Just weeks before the Obama administration is set to implement the controversial Iran nuclear deal, Iran has proudly announced the construction of a new missile silo designed to hold its surplus of illegal medium-range ballistic missiles.
Iranian state television broadcast footage of the new underground depot on Tuesday, less than a week after its naval missile test in the Gulf led to US threats of new sanctions against the country.
The depot will house Iran’s arsenal of Emad missiles, which are capable of delivering a nuclear payload. According to the US State Department, Iran’s construction of the missiles violates a 2010 UN Security Council resolution.

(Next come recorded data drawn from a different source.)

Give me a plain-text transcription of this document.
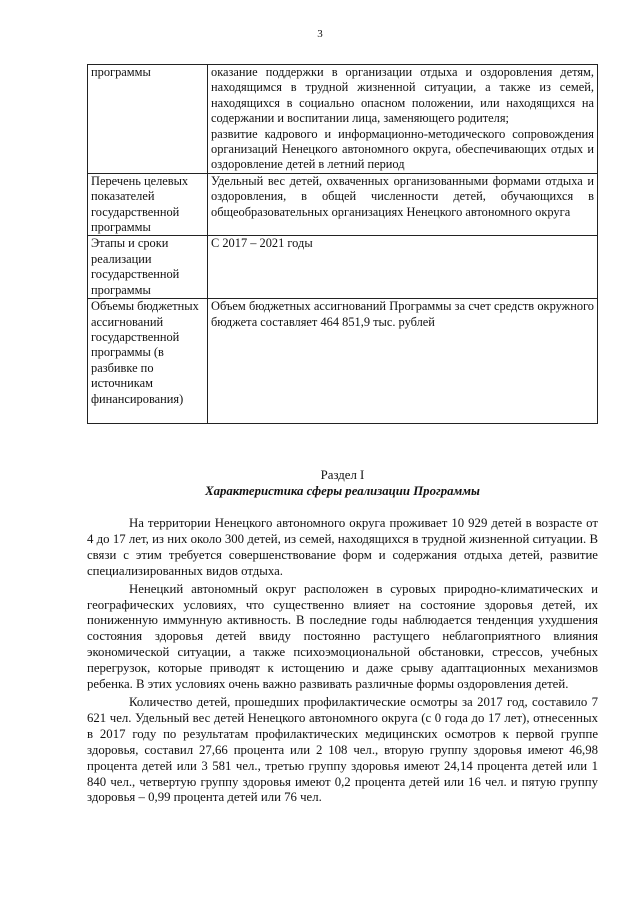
3
программы	оказание поддержки в организации отдыха и оздоровления детям, находящимся в трудной жизненной ситуации, а также из семей, находящихся в социально опасном положении, или находящихся на содержании и воспитании лица, заменяющего родителя;

развитие кадрового и информационно-методического сопровождения организаций Ненецкого автономного округа, обеспечивающих отдых и оздоровление детей в летний период

Перечень целевых показателей государственной программы	Удельный вес детей, охваченных организованными формами отдыха и оздоровления, в общей численности детей, обучающихся в общеобразовательных организациях Ненецкого автономного округа

Этапы и сроки реализации государственной программы	С 2017 – 2021 годы

Объемы бюджетных ассигнований государственной программы (в разбивке по источникам финансирования)	Объем бюджетных ассигнований Программы за счет средств окружного бюджета составляет 464 851,9 тыс. рублей

Раздел I
Характеристика сферы реализации Программы

На территории Ненецкого автономного округа проживает 10 929 детей в возрасте от 4 до 17 лет, из них около 300 детей, из семей, находящихся в трудной жизненной ситуации. В связи с этим требуется совершенствование форм и содержания отдыха детей, развитие специализированных видов отдыха.

Ненецкий автономный округ расположен в суровых природно-климатических и географических условиях, что существенно влияет на состояние здоровья детей, их пониженную иммунную активность. В последние годы наблюдается тенденция ухудшения состояния здоровья детей ввиду постоянно растущего неблагоприятного влияния экономической ситуации, а также психоэмоциональной обстановки, стрессов, учебных перегрузок, которые приводят к истощению и даже срыву адаптационных механизмов ребенка. В этих условиях очень важно развивать различные формы оздоровления детей.

Количество детей, прошедших профилактические осмотры за 2017 год, составило 7 621 чел. Удельный вес детей Ненецкого автономного округа (с 0 года до 17 лет), отнесенных в 2017 году по результатам профилактических медицинских осмотров к первой группе здоровья, составил 27,66 процента или 2 108 чел., вторую группу здоровья имеют 46,98 процента детей или 3 581 чел., третью группу здоровья имеют 24,14 процента детей или 1 840 чел., четвертую группу здоровья имеют 0,2 процента детей или 16 чел. и пятую группу здоровья – 0,99 процента детей или 76 чел.
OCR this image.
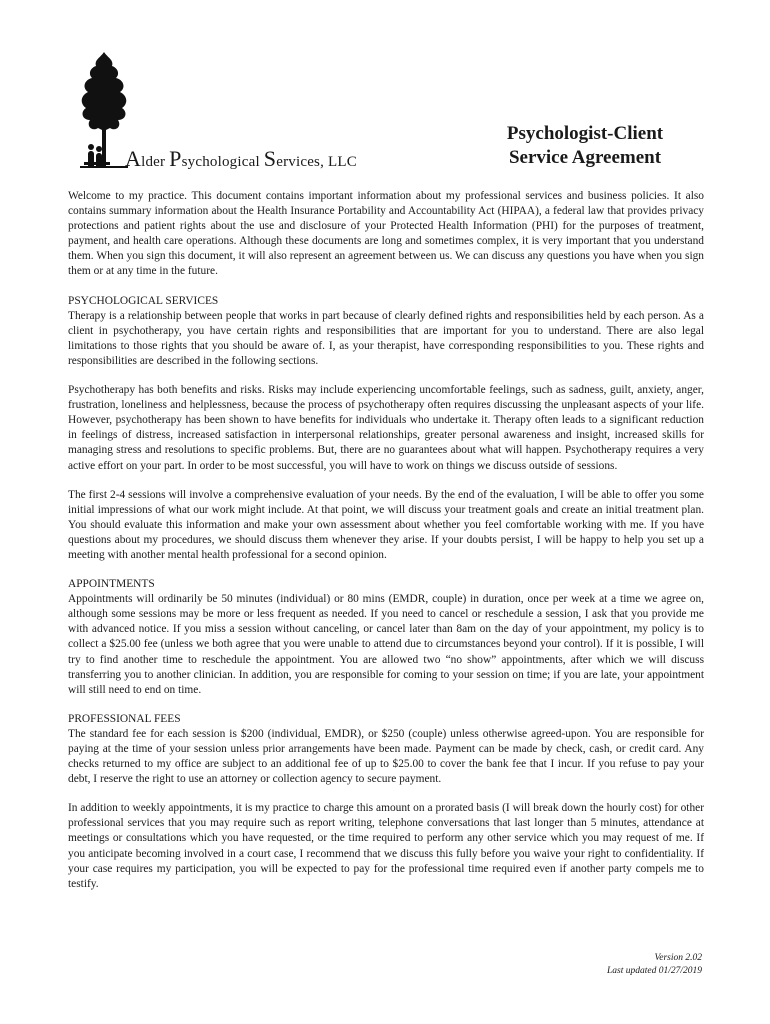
Alder Psychological Services, LLC
Psychologist-Client
Service Agreement

Welcome to my practice. This document contains important information about my professional services and business policies. It also contains summary information about the Health Insurance Portability and Accountability Act (HIPAA), a federal law that provides privacy protections and patient rights about the use and disclosure of your Protected Health Information (PHI) for the purposes of treatment, payment, and health care operations. Although these documents are long and sometimes complex, it is very important that you understand them. When you sign this document, it will also represent an agreement between us. We can discuss any questions you have when you sign them or at any time in the future.

PSYCHOLOGICAL SERVICES

Therapy is a relationship between people that works in part because of clearly defined rights and responsibilities held by each person. As a client in psychotherapy, you have certain rights and responsibilities that are important for you to understand. There are also legal limitations to those rights that you should be aware of. I, as your therapist, have corresponding responsibilities to you. These rights and responsibilities are described in the following sections.

Psychotherapy has both benefits and risks. Risks may include experiencing uncomfortable feelings, such as sadness, guilt, anxiety, anger, frustration, loneliness and helplessness, because the process of psychotherapy often requires discussing the unpleasant aspects of your life. However, psychotherapy has been shown to have benefits for individuals who undertake it. Therapy often leads to a significant reduction in feelings of distress, increased satisfaction in interpersonal relationships, greater personal awareness and insight, increased skills for managing stress and resolutions to specific problems. But, there are no guarantees about what will happen. Psychotherapy requires a very active effort on your part. In order to be most successful, you will have to work on things we discuss outside of sessions.

The first 2-4 sessions will involve a comprehensive evaluation of your needs. By the end of the evaluation, I will be able to offer you some initial impressions of what our work might include. At that point, we will discuss your treatment goals and create an initial treatment plan. You should evaluate this information and make your own assessment about whether you feel comfortable working with me. If you have questions about my procedures, we should discuss them whenever they arise. If your doubts persist, I will be happy to help you set up a meeting with another mental health professional for a second opinion.

APPOINTMENTS

Appointments will ordinarily be 50 minutes (individual) or 80 mins (EMDR, couple) in duration, once per week at a time we agree on, although some sessions may be more or less frequent as needed. If you need to cancel or reschedule a session, I ask that you provide me with advanced notice. If you miss a session without canceling, or cancel later than 8am on the day of your appointment, my policy is to collect a $25.00 fee (unless we both agree that you were unable to attend due to circumstances beyond your control). If it is possible, I will try to find another time to reschedule the appointment. You are allowed two “no show” appointments, after which we will discuss transferring you to another clinician. In addition, you are responsible for coming to your session on time; if you are late, your appointment will still need to end on time.

PROFESSIONAL FEES

The standard fee for each session is $200 (individual, EMDR), or $250 (couple) unless otherwise agreed-upon. You are responsible for paying at the time of your session unless prior arrangements have been made. Payment can be made by check, cash, or credit card. Any checks returned to my office are subject to an additional fee of up to $25.00 to cover the bank fee that I incur. If you refuse to pay your debt, I reserve the right to use an attorney or collection agency to secure payment.

In addition to weekly appointments, it is my practice to charge this amount on a prorated basis (I will break down the hourly cost) for other professional services that you may require such as report writing, telephone conversations that last longer than 5 minutes, attendance at meetings or consultations which you have requested, or the time required to perform any other service which you may request of me. If you anticipate becoming involved in a court case, I recommend that we discuss this fully before you waive your right to confidentiality. If your case requires my participation, you will be expected to pay for the professional time required even if another party compels me to testify.

Version 2.02
Last updated 01/27/2019
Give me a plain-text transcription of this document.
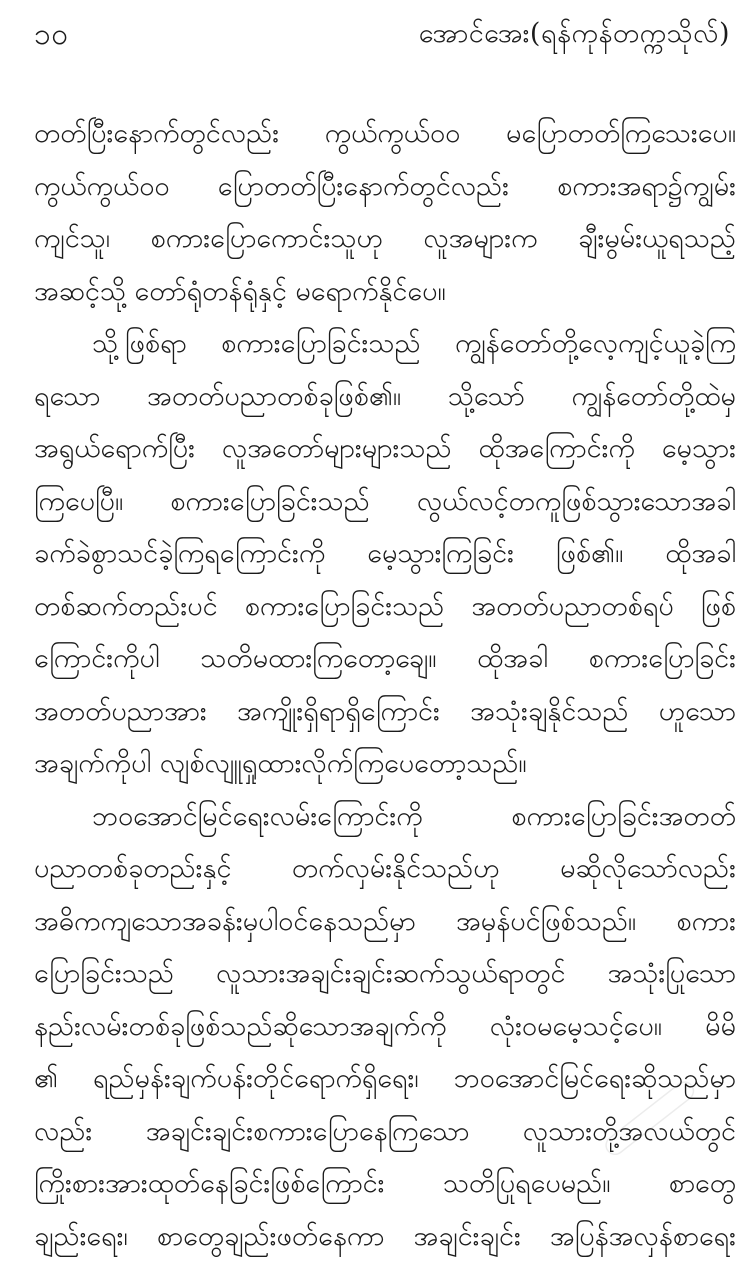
၁၀	အောင်အေး(ရန်ကုန်တက္ကသိုလ်)
တတ်ပြီးနောက်တွင်လည်း ကွယ်ကွယ်ဝဝ မပြောတတ်ကြသေးပေ။
ကွယ်ကွယ်ဝဝ ပြောတတ်ပြီးနောက်တွင်လည်း စကားအရာ၌ကျွမ်း
ကျင်သူ၊ စကားပြောကောင်းသူဟု လူအများက ချီးမွမ်းယူရသည့်
အဆင့်သို့ တော်ရုံတန်ရုံနှင့် မရောက်နိုင်ပေ။
သို့ဖြစ်ရာ စကားပြောခြင်းသည် ကျွန်တော်တို့လေ့ကျင့်ယူခဲ့ကြ
ရသော အတတ်ပညာတစ်ခုဖြစ်၏။ သို့သော် ကျွန်တော်တို့ထဲမှ
အရွယ်ရောက်ပြီး လူအတော်များများသည် ထိုအကြောင်းကို မေ့သွား
ကြပေပြီ။ စကားပြောခြင်းသည် လွယ်လင့်တကူဖြစ်သွားသောအခါ
ခက်ခဲစွာသင်ခဲ့ကြရကြောင်းကို မေ့သွားကြခြင်း ဖြစ်၏။ ထိုအခါ
တစ်ဆက်တည်းပင် စကားပြောခြင်းသည် အတတ်ပညာတစ်ရပ် ဖြစ်
ကြောင်းကိုပါ သတိမထားကြတော့ချေ။ ထိုအခါ စကားပြောခြင်း
အတတ်ပညာအား အကျိုးရှိရာရှိကြောင်း အသုံးချနိုင်သည် ဟူသော
အချက်ကိုပါ လျစ်လျူရှုထားလိုက်ကြပေတော့သည်။
ဘဝအောင်မြင်ရေးလမ်းကြောင်းကို စကားပြောခြင်းအတတ်
ပညာတစ်ခုတည်းနှင့် တက်လှမ်းနိုင်သည်ဟု မဆိုလိုသော်လည်း
အဓိကကျသောအခန်းမှပါဝင်နေသည်မှာ အမှန်ပင်ဖြစ်သည်။ စကား
ပြောခြင်းသည် လူသားအချင်းချင်းဆက်သွယ်ရာတွင် အသုံးပြုသော
နည်းလမ်းတစ်ခုဖြစ်သည်ဆိုသောအချက်ကို လုံးဝမမေ့သင့်ပေ။ မိမိ
၏ ရည်မှန်းချက်ပန်းတိုင်ရောက်ရှိရေး၊ ဘဝအောင်မြင်ရေးဆိုသည်မှာ
လည်း အချင်းချင်းစကားပြောနေကြသော လူသားတို့အလယ်တွင်
ကြိုးစားအားထုတ်နေခြင်းဖြစ်ကြောင်း သတိပြုရပေမည်။ စာတွေ
ချည်းရေး၊ စာတွေချည်းဖတ်နေကာ အချင်းချင်း အပြန်အလှန်စာရေး
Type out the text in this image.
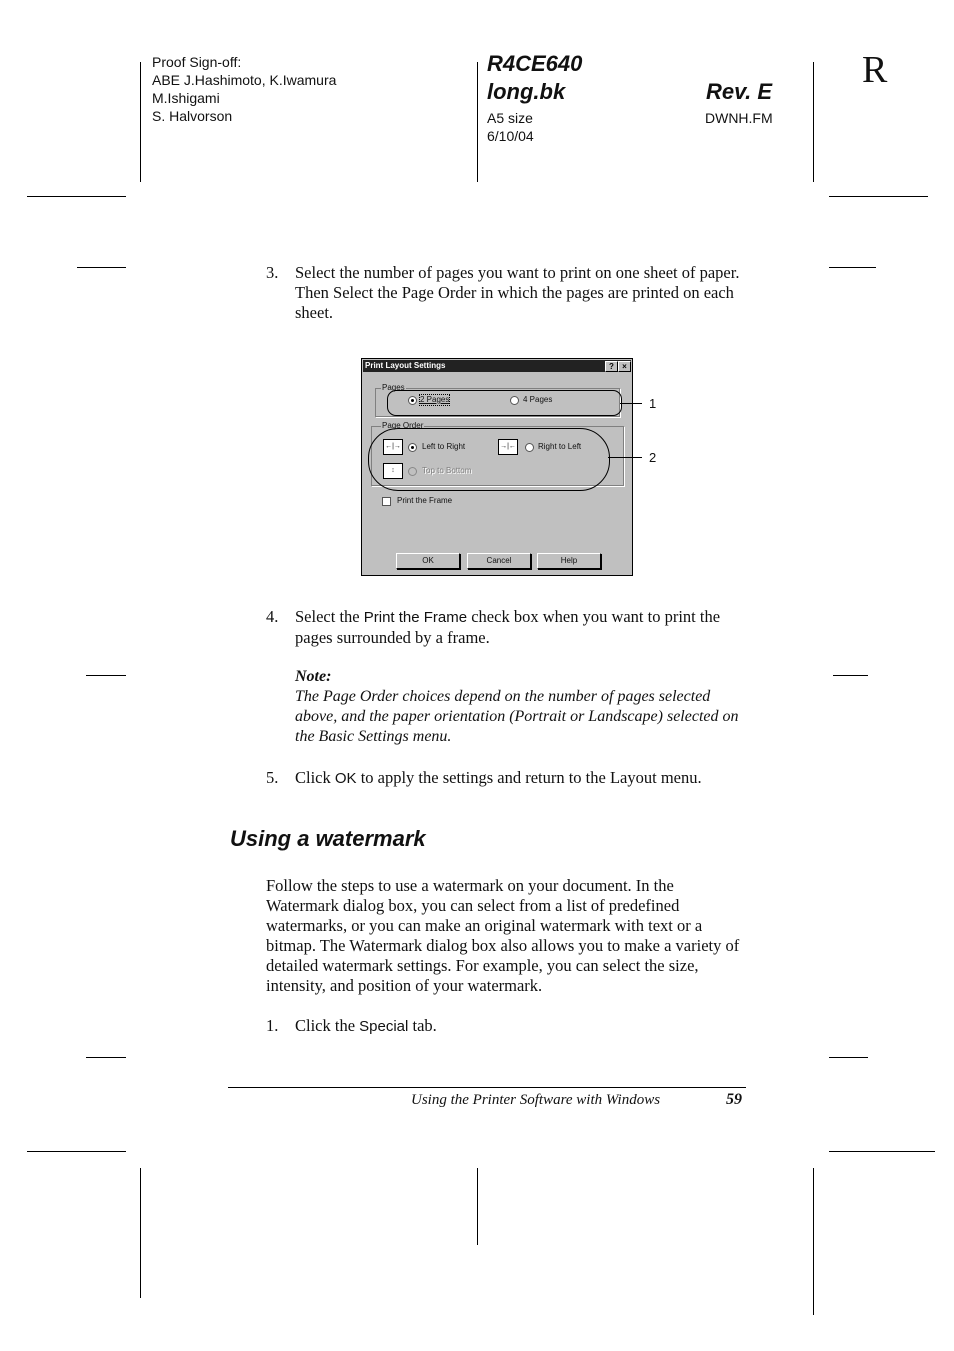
Proof Sign-off:
ABE J.Hashimoto, K.Iwamura
M.Ishigami
S. Halvorson
R4CE640
long.bk
A5 size
6/10/04
Rev. E
DWNH.FM
R
3. Select the number of pages you want to print on one sheet of paper. Then Select the Page Order in which the pages are printed on each sheet.
Print Layout Settings	?	×
Pages
2 Pages	4 Pages
Page Order
←|→	Left to Right	→|←	Right to Left
↕	Top to Bottom
Print the Frame
OK	Cancel	Help
1
2
4. Select the Print the Frame check box when you want to print the pages surrounded by a frame.
Note:
The Page Order choices depend on the number of pages selected above, and the paper orientation (Portrait or Landscape) selected on the Basic Settings menu.
5. Click OK to apply the settings and return to the Layout menu.
Using a watermark
Follow the steps to use a watermark on your document. In the Watermark dialog box, you can select from a list of predefined watermarks, or you can make an original watermark with text or a bitmap. The Watermark dialog box also allows you to make a variety of detailed watermark settings. For example, you can select the size, intensity, and position of your watermark.
1. Click the Special tab.
Using the Printer Software with Windows	59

The US first threatened new sanctions after Iran performed an illegal test of the missile in October, and then another in November, but had yet to implement them when Iran did another test, this time dangerously close to three US warships in the Gulf, in December. The US military called the test “highly provocative” and quickly prepared to impose sanctions.
However, the Obama administration backed off at the last minute, declining to put new sanctions into effect. The administration is likely fearful of stirring up more conflict with Iran as the fateful Implementation Day of its landmark nuclear deal, whose signing was strongly opposed by Israel, draws near.
Once Iran is considered to have upheld its part of the deal in dismantling part of its nuclear program, nearly all sanctions on the country will be lifted.
The revelation of the new missile depot will do little to assuage the concerns of the deal’s critics, who warn that the deal will make the US beholden to Iran and limit the international community’s ability to reign in Iran’s violations of human rights, sponsorship of terrorism, and ultimately its nuclear program, which, under the deal, can be resumed in eight years.
In open defiance of the US’s wishes to resolve Iran’s military ambitions diplomatically, the Iranian government has brazenly ordered the continuation of its ballistic missile program. Last week, in response to the US’s threat of new sanctions, Iranian President Hassan Rouhani instructed his defense minister to expand the program with the goal of improving the precision, range, and payload capabilities of Iran’s missiles.
On Friday, Brigadier General Hossein Salami, second-in-command of the Iranian Revolutionary Guards, said that Iran’s missile depots and underground facilities are so full that Iran doesn’t know how to store its new weapons.